Le segment des produits à faible teneur en alcool ou sans alcool représente un défi de taille pour les producteurs italiens. En raison de restrictions réglementaires, les vins italiens désalcoolisés ne peuvent être vendus que comme vins de table sans indication de cépage - un désavantage par rapport aux producteurs allemands et espagnols qui peuvent étiqueter leurs vins désalcoolisés en fonction du cépage. Par conséquent, les produits italiens sont pratiquement absents de ce segment en pleine croissance.

Malgré ces difficultés, M. Sorrentino estime qu'il est encore possible de développer une activité fructueuse en Allemagne, mais pas en s'appuyant sur d'anciennes méthodes. Le marché d'aujourd'hui exige des fournisseurs qu'ils agissent comme des partenaires stratégiques plutôt que comme de simples fournisseurs de produits. La communication, les services d'assistance, la flexibilité et les arguments de vente uniques sont désormais essentiels, au même titre que la qualité des produits.

M. Sorrentino préconise une approche multicanal adaptée aux points forts de chaque établissement vinicole : les détaillants spécialisés, les grossistes, les magasins en dur, les boutiques en ligne et les restaurants requièrent tous des stratégies différentes en matière de gestion de portefeuille, de fixation des prix et de communication. Les partenariats à long terme sont préférés à l'opportunisme à court terme.

Les clients allemands attendent désormais de leurs fournisseurs une offre complète, allant des vins de tous les jours aux étiquettes les plus prestigieuses, ainsi qu'un service d'assistance solide. Pour le groupe de Sorrentino, la distribution multicanal n'est pas seulement une stratégie de croissance, mais aussi une gestion des risques dans un marché en pleine évolution.

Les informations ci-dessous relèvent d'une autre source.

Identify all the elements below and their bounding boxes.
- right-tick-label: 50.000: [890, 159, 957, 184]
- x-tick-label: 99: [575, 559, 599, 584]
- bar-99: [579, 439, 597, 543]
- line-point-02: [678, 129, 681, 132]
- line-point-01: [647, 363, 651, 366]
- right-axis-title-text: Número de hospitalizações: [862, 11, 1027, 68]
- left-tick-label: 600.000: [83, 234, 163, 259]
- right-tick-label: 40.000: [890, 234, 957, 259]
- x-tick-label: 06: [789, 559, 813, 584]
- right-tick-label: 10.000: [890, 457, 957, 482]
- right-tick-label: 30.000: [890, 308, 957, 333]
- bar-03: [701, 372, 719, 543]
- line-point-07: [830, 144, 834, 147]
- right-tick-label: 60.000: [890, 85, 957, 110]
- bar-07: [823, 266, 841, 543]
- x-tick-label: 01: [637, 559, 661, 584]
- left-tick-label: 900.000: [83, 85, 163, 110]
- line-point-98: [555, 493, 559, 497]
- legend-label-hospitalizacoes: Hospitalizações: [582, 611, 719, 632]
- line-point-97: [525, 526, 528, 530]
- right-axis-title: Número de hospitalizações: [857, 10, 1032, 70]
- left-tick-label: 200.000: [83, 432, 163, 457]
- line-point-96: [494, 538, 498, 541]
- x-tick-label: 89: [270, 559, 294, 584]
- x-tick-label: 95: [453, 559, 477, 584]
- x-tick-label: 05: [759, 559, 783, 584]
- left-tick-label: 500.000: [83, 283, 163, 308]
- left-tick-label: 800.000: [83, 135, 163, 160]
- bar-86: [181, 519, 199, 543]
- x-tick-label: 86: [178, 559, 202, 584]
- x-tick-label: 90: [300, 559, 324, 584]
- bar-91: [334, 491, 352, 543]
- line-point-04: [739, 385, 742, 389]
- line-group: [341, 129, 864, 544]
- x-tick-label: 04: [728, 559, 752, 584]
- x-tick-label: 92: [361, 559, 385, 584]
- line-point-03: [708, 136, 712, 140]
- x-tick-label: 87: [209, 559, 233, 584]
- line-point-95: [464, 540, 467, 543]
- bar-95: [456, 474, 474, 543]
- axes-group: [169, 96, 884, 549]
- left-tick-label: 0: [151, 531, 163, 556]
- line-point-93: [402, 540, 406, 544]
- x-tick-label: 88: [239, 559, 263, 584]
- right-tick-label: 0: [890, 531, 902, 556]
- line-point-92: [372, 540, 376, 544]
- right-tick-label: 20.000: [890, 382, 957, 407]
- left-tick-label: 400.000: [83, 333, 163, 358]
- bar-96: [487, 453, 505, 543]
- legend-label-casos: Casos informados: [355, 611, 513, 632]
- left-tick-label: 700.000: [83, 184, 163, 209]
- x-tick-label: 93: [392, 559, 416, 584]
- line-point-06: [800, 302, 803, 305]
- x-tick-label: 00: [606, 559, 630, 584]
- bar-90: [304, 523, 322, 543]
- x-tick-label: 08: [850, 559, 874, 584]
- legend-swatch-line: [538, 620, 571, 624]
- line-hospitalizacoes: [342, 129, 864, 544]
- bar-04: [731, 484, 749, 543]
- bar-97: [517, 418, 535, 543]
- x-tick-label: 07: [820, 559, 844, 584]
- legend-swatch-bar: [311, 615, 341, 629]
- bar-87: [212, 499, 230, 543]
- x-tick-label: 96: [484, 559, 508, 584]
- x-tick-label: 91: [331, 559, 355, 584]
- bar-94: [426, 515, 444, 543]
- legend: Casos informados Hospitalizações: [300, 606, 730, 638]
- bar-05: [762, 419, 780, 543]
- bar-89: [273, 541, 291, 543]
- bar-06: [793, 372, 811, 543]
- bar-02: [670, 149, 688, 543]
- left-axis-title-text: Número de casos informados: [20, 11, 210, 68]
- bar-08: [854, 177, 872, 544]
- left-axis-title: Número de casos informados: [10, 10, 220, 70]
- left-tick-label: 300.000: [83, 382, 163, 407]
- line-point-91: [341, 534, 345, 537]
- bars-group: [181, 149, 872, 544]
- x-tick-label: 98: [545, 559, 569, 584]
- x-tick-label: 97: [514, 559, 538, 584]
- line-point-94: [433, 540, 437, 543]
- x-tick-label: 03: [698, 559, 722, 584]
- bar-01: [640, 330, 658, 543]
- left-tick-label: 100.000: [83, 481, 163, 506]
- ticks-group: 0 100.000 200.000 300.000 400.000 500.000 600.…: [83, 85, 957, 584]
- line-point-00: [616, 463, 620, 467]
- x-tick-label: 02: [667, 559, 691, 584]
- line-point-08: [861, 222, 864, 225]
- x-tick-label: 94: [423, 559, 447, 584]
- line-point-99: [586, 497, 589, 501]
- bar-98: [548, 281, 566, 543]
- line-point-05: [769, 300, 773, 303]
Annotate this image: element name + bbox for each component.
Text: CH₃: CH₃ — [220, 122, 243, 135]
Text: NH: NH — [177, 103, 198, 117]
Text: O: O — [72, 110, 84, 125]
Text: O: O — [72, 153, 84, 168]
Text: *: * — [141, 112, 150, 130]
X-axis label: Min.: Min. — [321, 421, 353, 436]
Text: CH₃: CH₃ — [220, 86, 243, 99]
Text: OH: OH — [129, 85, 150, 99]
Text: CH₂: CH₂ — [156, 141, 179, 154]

En résumé, l'Allemagne reste un marché solide pour ceux qui s'adaptent rapidement à l'évolution des règles et des comportements des consommateurs. Pour réussir, il faut comprendre les seuils de prix psychologiques, maîtriser la distribution multicanal, tirer parti de l'attrait culturel de l'Italie de manière stratégique plutôt que de s'y fier passivement, et établir des partenariats durables fondés sur le service et la fiabilité plutôt que sur des gains à court terme. L'avenir du vin italien en Allemagne dépendra de la manière dont les producteurs adapteront leurs stratégies à ces nouvelles réalités.